PONTIANAK – Gubernur Kalimantan Barat, Drs. H. Ria Norsan, M.M., M.H., bersama Ketua TP PKK Provinsi Kalimantan Barat, Ny. Erlina Norsan melepas secara resmi Pawai Obor Akbar di Halaman Masjid Mujahidin Pontianak, Senin Malam (16/2/2026).
Dalam kesempatan tersebut, Gubernur Kalbar bersama Ketua TP PKK Provinsi Kalbar turut mengikuti pawai obor bersama ribuan masyarakat.
“Dalam rangka pawai obor ini, mari kita jaga ketertiban, ikuti arahan panitia dan berjalan di jalur yang sudah ditentukan,” jelas Norsan.
Kemudian Gubernur Kalimantan Barat, Drs. H. Ria Norsan, M.M., M.H. mengatakan Pawai Obor Ramadhan merupakan tradisi yang sudah lama diwariskan turun temurun di Kalimantan Barat. Tradisi ini sebagai salah satu bentuk syukur dan kegembiraan menyambut bulan suci Ramadhan.

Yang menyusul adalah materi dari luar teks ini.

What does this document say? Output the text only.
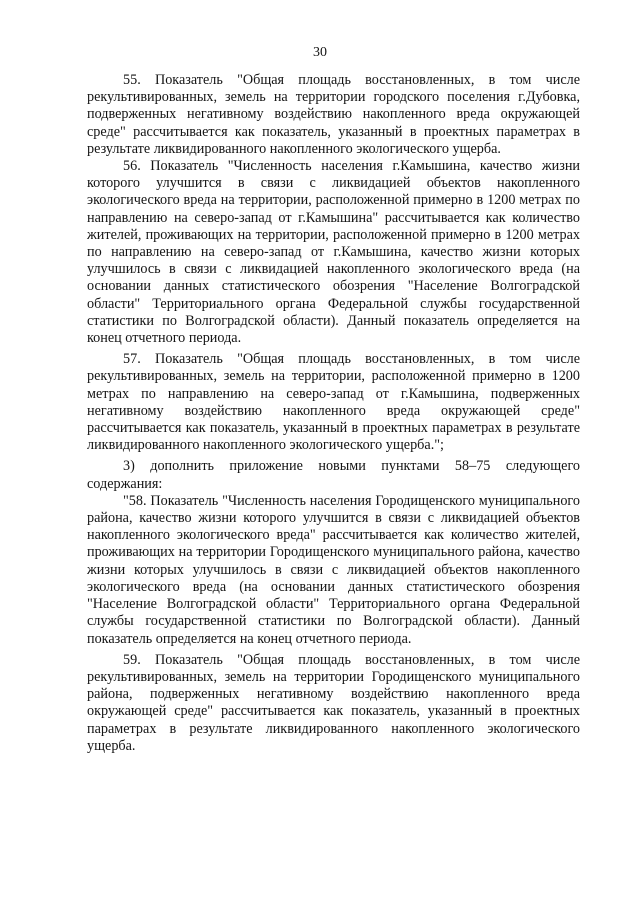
30

55. Показатель "Общая площадь восстановленных, в том числе рекультивированных, земель на территории городского поселения г.Дубовка, подверженных негативному воздействию накопленного вреда окружающей среде" рассчитывается как показатель, указанный в проектных параметрах в результате ликвидированного накопленного экологического ущерба.

56. Показатель "Численность населения г.Камышина, качество жизни которого улучшится в связи с ликвидацией объектов накопленного экологического вреда на территории, расположенной примерно в 1200 метрах по направлению на северо-запад от г.Камышина" рассчитывается как количество жителей, проживающих на территории, расположенной примерно в 1200 метрах по направлению на северо-запад от г.Камышина, качество жизни которых улучшилось в связи с ликвидацией накопленного экологического вреда (на основании данных статистического обозрения "Население Волгоградской области" Территориального органа Федеральной службы государственной статистики по Волгоградской области). Данный показатель определяется на конец отчетного периода.

57. Показатель "Общая площадь восстановленных, в том числе рекультивированных, земель на территории, расположенной примерно в 1200 метрах по направлению на северо-запад от г.Камышина, подверженных негативному воздействию накопленного вреда окружающей среде" рассчитывается как показатель, указанный в проектных параметрах в результате ликвидированного накопленного экологического ущерба.";

3) дополнить приложение новыми пунктами 58–75 следующего содержания:

"58. Показатель "Численность населения Городищенского муниципального района, качество жизни которого улучшится в связи с ликвидацией объектов накопленного экологического вреда" рассчитывается как количество жителей, проживающих на территории Городищенского муниципального района, качество жизни которых улучшилось в связи с ликвидацией объектов накопленного экологического вреда (на основании данных статистического обозрения "Население Волгоградской области" Территориального органа Федеральной службы государственной статистики по Волгоградской области). Данный показатель определяется на конец отчетного периода.

59. Показатель "Общая площадь восстановленных, в том числе рекультивированных, земель на территории Городищенского муниципального района, подверженных негативному воздействию накопленного вреда окружающей среде" рассчитывается как показатель, указанный в проектных параметрах в результате ликвидированного накопленного экологического ущерба.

“Selamat datangnya bulan ramadhan 1447 H. Marhaban ya Ramadhan, semoga ramadhan kali ini membawa keberkahan untuk kita masyarakat Kalimantan Barat,” harapnya.
Seperti diketahui, Obor melambangkan cahaya iman, semangat kebersamaan, dan tekad untuk menyucikan diri menyongsong bulan penuh berkah.
“Alhamdulillah pada malam hari ini kita melaksanakan kegiatan pawai obor yang melambangkan cahaya kegembiraan masyarakat Kalimantan Barat untuk menyambut datangnya Bulan Suci Ramadhan. Dengan kegiatan pawai obor ini mari kita lihatkan bahwa Islam benar-benar senang menyambut bulan suci ramadhan,” ungkap Norsan.
Dirinya juga mengungkapkan bahwa tahun ini pawai obor berlangsung bertepatan dengan malam Imlek.
“Pada malam hari ini juga bertepatan dengan masyarakat tionghua memperingati peringatan imlek,” terangnya.
Dikatakannya malam ini merupakan sebuah momentum yang indah, karena bisa menyaksikan obor Ramadan berpadu dengan lampion Imlek dimana dua cahaya dari dua tradisi, bersinar berdampingan, menegaskan bahwa Kalimantan Barat adalah rumah bagi keberagaman, keharmonisan, dan toleransi. Inilah wajah Kalimantan Barat. masyarakat yang berbeda suku, agama, dan budaya, namun tetap bersatu dalam semangat kebersamaan. Obor Ramadan dan lampion Imlek malam ini adalah simbol persaudaraan yang tidak bisa dipadamkan oleh perbedaan.
“Jadi pada malam hari ini ada cahaya obor dan cahaya lampion yang bersatu menandakan persaudaraan masyarakat Kalimantan Barat, antara agama yang satu dengan suku yang satu dan bersatu menjadi satu dan tidak akan dipecahkan oleh perbedaan-perbedaan. Walaupun berbeda-beda namun tetap satu untuk Kalimantan Barat ini,” tutupnya.